Yesus, dalam Injil hari ini, mengajak kita semua untuk menjadi garam (dan terang dunia). Kesekian kalinya, Yesus menggunakan barang-barang yang sangat familiar dalam hidup sehari-hari untuk menggambarkan ajaran-ajaranNya. Semua orang (besar kecil, tua muda, kaya miskin), pernah menggunakan garam dan mengenal rasa garam. Di rumah anda, barangkali tidak ada barang mewah nan istimewa, tapi minimal pasti ada garam. Barang ini kelihatannya sepele, namun sangat dibutuhkan orang. Ajakan Yesus untuk menjadi garam, bukan soal himbauan atau perintah, tapi sebuah penegasan, bahwa setiap orang itu bernilai dan memiliki arti bagi lingkungan dan masyarakat mereka. Namun, dinyatakan pula bahwa: “Jika garam itu menjadi tawar, dengan apakah ia akan diasinkan? Tidak ada gunanya lagi selain dibuang dan diinjak orang.” Garam itu berguna karena ada rasa asin, sehingga makanan menjadi berasa. Namun, untuk menjadi garam dunia, harus ada harga yang harus dibayar, karena diperlukan pengorbanan, seperti garam yang perlu melebur, meresap, dan tidak terlihat lagi wujudnya. Yang tertinggal hanya rasanya. Maka, penegasan Yesus ini juga berkaitan dengan identitas kristiani, yang mampu memberikan pengaruh moral di tengah masyarakat, dengan segenap perkataan dan tindakan, meski terkadang tidak terlihat, tidak dianggap dan tidak diberi penghargaan.

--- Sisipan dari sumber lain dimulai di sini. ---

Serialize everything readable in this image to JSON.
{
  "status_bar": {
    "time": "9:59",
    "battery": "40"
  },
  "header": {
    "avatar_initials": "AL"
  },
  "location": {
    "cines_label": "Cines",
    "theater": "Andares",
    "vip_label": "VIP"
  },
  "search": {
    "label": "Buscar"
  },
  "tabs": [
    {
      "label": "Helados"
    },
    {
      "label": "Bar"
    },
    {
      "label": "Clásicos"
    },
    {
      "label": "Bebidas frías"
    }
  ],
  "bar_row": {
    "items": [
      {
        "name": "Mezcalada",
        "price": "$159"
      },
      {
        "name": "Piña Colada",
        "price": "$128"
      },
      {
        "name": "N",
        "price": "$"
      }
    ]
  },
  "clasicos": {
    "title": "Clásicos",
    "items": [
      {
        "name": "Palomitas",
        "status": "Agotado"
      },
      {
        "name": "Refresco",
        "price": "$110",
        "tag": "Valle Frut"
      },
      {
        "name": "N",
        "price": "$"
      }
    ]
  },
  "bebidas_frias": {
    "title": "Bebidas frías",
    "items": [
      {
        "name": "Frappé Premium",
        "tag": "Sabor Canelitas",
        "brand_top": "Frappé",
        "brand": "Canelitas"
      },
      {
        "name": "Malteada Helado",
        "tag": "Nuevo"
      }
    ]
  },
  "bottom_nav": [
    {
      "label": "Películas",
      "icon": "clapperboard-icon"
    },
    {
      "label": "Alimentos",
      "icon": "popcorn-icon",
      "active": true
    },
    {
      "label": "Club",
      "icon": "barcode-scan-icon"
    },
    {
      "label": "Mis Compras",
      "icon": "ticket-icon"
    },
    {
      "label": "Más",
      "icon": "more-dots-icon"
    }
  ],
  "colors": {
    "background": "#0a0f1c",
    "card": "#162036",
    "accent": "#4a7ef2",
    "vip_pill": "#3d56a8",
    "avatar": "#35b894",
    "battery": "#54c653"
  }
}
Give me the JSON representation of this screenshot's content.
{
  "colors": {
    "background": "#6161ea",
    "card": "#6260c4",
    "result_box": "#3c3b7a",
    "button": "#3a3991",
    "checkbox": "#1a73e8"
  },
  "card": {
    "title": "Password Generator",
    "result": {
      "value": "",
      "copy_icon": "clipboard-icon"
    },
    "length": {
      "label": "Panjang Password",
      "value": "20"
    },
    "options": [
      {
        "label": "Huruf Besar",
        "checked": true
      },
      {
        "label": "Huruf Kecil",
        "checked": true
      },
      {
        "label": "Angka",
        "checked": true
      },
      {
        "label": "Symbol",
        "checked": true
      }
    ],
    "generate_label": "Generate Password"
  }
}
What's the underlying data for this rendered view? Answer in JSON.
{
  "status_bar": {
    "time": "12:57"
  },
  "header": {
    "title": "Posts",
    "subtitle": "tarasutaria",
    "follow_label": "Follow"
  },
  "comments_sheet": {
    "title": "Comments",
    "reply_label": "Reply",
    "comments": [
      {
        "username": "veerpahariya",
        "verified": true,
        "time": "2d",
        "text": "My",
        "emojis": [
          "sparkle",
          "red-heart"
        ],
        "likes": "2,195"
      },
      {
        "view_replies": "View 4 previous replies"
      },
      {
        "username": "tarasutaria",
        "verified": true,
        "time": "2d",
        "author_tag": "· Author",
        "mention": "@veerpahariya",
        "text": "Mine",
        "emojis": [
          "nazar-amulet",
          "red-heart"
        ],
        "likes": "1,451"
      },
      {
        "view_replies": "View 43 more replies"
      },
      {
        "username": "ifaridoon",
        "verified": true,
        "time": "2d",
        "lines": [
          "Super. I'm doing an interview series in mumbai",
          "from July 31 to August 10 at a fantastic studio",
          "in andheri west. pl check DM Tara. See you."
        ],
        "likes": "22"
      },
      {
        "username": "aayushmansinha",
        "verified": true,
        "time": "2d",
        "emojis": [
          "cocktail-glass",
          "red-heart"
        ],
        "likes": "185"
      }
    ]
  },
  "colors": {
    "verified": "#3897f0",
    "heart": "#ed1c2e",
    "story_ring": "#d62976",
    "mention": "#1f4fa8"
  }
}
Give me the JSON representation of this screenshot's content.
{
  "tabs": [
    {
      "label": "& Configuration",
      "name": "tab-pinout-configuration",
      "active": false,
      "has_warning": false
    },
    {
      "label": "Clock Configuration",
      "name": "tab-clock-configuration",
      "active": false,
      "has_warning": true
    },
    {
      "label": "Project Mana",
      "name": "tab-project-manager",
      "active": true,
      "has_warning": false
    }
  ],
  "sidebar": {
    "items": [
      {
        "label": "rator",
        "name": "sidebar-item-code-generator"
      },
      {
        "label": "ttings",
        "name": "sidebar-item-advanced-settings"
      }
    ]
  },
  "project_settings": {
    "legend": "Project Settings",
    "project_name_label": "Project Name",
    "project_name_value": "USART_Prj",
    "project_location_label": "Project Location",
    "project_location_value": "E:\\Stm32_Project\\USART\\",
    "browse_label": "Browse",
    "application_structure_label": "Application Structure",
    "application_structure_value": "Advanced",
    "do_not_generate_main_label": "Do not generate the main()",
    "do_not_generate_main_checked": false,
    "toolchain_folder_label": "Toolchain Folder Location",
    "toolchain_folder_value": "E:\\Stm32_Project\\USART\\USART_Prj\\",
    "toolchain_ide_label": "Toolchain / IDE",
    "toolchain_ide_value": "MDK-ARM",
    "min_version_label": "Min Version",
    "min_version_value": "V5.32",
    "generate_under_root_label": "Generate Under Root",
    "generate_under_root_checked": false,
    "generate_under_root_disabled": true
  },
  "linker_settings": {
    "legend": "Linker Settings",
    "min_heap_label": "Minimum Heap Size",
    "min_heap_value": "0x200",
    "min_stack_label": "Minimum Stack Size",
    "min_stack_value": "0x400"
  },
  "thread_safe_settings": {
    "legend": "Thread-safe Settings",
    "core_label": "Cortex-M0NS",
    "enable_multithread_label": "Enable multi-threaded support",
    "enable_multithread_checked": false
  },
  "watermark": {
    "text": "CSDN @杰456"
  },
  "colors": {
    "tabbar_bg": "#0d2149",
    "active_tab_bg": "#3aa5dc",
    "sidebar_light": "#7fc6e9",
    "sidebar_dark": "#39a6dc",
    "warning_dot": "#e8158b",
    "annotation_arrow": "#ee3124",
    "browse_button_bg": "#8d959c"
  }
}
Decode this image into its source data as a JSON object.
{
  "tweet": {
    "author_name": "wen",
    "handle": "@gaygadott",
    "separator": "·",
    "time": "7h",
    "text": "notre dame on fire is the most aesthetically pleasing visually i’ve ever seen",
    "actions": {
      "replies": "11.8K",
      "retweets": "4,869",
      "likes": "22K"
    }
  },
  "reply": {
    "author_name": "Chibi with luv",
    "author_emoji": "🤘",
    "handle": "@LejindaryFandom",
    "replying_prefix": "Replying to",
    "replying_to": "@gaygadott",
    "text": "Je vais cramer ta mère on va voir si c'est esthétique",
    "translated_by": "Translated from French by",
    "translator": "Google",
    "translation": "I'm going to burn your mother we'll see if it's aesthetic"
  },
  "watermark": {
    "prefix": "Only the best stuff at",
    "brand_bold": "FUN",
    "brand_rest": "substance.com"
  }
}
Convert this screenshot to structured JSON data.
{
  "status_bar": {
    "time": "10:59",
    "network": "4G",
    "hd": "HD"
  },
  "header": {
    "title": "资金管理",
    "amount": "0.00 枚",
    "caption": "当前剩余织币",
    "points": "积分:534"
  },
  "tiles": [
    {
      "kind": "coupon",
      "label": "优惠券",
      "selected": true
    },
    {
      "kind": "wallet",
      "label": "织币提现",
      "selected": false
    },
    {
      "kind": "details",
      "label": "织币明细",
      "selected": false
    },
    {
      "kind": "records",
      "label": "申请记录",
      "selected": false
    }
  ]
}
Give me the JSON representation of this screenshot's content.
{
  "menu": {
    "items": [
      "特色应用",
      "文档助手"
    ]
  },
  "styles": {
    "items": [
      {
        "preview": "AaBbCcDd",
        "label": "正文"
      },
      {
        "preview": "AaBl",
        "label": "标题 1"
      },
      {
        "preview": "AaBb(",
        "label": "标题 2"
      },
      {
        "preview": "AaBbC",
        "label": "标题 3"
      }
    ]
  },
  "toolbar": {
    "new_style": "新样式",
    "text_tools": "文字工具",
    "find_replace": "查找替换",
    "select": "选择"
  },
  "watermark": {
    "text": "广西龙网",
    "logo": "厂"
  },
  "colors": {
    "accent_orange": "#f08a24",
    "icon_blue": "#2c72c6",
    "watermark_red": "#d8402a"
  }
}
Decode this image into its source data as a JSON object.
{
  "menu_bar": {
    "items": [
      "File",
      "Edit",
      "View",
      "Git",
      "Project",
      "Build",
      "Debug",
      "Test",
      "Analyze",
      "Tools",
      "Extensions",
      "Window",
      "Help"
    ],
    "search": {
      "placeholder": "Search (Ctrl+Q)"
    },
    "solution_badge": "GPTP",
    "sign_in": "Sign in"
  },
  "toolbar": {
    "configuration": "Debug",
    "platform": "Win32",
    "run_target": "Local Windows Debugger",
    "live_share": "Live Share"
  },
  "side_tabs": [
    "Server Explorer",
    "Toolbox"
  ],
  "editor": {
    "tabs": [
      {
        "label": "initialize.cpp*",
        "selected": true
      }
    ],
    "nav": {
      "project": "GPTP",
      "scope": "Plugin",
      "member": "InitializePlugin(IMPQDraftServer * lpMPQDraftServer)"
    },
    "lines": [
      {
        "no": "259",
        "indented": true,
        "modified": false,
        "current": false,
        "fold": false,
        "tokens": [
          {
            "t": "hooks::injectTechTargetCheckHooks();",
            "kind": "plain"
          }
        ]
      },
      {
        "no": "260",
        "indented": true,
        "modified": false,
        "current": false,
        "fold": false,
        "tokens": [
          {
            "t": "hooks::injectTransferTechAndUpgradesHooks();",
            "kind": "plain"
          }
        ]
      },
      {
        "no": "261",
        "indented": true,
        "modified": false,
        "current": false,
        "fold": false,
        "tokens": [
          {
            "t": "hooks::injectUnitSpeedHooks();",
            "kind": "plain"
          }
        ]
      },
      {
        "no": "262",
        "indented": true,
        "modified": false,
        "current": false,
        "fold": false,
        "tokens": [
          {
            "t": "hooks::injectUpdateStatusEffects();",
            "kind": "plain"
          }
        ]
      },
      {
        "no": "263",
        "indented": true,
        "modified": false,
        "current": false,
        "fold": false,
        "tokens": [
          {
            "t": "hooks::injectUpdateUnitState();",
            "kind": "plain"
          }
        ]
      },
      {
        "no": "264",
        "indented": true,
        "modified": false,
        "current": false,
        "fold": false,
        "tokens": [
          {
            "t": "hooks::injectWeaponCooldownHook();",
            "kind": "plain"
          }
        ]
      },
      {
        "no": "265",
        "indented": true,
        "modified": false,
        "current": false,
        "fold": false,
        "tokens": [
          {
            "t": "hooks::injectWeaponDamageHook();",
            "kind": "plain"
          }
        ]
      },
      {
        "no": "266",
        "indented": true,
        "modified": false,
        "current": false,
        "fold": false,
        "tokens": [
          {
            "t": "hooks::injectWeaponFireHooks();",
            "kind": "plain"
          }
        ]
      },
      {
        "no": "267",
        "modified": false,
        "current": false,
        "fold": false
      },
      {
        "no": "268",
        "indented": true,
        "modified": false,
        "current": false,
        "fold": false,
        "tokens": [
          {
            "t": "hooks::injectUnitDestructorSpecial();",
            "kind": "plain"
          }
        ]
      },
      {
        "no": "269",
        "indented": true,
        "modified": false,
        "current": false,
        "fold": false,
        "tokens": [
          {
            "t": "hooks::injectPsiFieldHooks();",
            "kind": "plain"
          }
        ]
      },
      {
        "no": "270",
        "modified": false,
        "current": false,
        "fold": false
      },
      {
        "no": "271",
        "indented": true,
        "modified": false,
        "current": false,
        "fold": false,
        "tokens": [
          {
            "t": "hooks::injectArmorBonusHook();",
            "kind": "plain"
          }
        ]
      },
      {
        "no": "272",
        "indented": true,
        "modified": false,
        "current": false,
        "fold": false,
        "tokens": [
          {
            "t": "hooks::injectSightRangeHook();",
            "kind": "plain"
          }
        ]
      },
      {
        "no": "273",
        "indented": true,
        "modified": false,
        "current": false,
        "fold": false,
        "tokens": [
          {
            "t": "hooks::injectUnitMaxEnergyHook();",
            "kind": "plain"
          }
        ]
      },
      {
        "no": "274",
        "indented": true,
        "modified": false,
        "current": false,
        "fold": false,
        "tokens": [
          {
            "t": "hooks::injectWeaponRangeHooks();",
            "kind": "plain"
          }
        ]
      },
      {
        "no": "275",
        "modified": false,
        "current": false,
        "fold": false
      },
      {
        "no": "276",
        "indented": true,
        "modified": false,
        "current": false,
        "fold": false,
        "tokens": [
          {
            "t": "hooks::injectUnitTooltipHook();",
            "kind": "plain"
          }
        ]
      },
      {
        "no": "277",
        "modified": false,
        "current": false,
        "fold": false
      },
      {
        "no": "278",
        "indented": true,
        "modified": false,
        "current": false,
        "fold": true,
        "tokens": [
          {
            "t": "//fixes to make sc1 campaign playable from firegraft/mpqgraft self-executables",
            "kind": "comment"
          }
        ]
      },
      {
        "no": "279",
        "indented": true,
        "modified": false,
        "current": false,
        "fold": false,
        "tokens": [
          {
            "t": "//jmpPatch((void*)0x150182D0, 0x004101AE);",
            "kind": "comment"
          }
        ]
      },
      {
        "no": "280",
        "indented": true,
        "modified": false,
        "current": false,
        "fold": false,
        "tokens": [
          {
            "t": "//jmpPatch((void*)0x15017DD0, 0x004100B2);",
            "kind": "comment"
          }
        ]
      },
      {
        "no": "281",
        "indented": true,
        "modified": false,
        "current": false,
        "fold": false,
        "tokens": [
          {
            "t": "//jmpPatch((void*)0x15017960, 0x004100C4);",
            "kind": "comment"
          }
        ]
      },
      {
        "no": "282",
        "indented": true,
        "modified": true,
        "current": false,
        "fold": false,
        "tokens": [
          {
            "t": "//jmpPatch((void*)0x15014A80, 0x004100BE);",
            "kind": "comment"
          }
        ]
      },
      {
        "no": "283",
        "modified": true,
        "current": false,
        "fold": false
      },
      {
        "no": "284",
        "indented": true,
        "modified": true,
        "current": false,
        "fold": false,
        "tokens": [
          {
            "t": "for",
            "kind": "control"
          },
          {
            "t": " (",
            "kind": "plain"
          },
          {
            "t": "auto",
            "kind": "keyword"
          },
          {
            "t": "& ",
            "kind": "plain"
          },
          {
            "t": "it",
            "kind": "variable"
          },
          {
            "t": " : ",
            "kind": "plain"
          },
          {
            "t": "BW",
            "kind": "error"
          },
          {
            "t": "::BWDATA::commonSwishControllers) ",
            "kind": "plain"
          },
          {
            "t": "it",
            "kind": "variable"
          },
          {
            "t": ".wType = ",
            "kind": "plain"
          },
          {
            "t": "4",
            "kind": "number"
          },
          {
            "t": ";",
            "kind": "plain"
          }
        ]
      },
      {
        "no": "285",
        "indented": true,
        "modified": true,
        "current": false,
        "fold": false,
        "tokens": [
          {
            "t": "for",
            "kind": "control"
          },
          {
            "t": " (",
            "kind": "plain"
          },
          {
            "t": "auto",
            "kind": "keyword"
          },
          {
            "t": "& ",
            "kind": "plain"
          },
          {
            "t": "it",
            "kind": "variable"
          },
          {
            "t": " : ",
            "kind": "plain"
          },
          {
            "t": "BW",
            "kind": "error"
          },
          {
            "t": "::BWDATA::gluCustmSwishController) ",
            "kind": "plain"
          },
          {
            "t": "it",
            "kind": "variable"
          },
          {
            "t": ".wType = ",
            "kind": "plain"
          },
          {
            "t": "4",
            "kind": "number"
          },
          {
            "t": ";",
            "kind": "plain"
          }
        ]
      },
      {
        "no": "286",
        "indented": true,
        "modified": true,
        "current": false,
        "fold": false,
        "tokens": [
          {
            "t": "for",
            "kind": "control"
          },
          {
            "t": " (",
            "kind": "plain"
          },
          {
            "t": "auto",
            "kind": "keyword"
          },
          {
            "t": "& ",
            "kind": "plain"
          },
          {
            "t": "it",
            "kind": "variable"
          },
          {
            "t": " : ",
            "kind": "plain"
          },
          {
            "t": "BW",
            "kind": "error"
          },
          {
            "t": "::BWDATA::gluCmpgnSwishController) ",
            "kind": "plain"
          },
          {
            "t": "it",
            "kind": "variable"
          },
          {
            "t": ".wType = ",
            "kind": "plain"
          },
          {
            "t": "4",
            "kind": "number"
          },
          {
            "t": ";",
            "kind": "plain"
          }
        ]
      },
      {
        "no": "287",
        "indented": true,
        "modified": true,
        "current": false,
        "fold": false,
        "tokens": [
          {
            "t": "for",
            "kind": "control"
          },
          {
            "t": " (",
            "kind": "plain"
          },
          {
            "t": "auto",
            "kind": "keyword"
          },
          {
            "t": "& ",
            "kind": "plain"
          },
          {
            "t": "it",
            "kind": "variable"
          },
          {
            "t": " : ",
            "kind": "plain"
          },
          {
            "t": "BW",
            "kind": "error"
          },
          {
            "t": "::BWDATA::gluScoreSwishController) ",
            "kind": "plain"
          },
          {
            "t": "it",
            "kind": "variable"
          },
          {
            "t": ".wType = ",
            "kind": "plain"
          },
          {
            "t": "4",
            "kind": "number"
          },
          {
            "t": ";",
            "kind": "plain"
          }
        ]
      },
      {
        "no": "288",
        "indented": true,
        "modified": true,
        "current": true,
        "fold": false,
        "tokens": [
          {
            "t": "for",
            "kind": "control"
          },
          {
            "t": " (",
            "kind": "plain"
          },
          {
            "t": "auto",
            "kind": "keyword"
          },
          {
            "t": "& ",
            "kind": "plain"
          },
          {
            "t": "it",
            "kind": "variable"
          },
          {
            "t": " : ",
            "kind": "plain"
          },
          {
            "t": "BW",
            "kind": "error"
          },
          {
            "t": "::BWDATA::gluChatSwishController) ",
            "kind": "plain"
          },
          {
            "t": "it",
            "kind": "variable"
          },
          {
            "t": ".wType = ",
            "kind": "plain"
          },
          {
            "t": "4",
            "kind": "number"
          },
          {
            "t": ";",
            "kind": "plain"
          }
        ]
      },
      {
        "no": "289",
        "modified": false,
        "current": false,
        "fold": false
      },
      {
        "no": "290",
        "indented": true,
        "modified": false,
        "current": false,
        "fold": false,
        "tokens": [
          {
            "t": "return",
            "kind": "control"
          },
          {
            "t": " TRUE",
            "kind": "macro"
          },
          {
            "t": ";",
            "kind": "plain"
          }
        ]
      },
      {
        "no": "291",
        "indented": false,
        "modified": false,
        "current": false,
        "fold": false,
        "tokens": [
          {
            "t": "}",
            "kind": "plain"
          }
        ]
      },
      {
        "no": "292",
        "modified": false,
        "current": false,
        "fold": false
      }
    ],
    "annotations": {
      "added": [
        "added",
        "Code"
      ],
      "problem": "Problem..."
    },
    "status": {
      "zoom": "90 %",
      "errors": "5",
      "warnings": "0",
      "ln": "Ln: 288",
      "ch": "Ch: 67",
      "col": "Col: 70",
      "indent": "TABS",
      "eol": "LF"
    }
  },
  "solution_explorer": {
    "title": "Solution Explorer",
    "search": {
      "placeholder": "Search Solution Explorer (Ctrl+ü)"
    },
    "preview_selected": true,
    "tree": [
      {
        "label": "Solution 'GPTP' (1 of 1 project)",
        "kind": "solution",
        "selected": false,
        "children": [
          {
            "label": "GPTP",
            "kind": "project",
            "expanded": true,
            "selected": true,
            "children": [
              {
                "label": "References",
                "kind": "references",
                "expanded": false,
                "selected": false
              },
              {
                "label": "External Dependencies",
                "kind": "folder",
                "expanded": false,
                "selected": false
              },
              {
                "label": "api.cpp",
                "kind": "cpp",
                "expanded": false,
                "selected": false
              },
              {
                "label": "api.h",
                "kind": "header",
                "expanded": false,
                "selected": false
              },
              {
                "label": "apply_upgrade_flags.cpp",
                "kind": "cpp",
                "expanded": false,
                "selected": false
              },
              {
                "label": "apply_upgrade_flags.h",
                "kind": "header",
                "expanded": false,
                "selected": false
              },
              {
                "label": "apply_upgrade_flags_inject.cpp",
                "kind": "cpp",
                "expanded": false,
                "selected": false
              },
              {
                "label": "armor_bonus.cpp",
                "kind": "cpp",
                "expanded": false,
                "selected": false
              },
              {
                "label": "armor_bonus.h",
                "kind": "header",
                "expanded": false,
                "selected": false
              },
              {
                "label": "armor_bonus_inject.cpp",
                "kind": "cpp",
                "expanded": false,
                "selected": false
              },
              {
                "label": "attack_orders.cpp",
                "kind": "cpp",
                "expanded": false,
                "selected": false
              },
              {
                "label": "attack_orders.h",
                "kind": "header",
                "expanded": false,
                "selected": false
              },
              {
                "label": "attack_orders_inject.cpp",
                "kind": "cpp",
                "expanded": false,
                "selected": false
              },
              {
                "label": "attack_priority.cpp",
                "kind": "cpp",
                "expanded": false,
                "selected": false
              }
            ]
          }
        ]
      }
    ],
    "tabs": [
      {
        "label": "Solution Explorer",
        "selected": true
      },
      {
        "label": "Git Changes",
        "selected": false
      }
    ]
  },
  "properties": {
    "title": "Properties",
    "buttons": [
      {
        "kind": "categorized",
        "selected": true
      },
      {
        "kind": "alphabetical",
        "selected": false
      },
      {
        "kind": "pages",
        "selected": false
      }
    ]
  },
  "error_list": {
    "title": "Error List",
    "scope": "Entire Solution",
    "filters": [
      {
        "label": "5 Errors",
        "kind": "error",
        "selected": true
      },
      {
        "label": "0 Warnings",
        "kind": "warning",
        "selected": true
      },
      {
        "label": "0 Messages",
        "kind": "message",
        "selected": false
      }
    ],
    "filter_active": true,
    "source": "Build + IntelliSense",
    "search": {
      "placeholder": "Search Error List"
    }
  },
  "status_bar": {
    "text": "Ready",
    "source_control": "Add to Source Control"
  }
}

Nabi Yesaya dalam bacaan pertama, menggambarkan bahwa setiap anak Allah dipanggil untuk mewujudkan kebaikan Allah yaitu dengan mengenyangkan yang lapar, memberi tumpangan dan pakaian kepada orang miskin, terbuka pada saudara-saudara yang tidak sehati, membebaskan siapa pun dari beban (kuk) dan tidak melontarkan dusta serta fitnah. Ini pula yang menjadi wujud konkret dari menjadi ‘garam’ bagi dunia. Pada masa ini, banyak orang hidup dalam ketidakmenentuan, dan kalau kehidupan adalah hidup yang penuh rasa, kini banyak orang yang mendambakan kepenuhan rasa: rasa cinta, rasa aman, serta rasa lega; karena yang lebih sering kita dengar sekarang adalah rasa benci, rasa takut, serta rasa iri. Maka, mari kita menjadi garam, menjadi ‘rasa’ bagi dunia, karena rasa adalah segalanya. Selamat menjadi rasa bagi dunia yang tawar.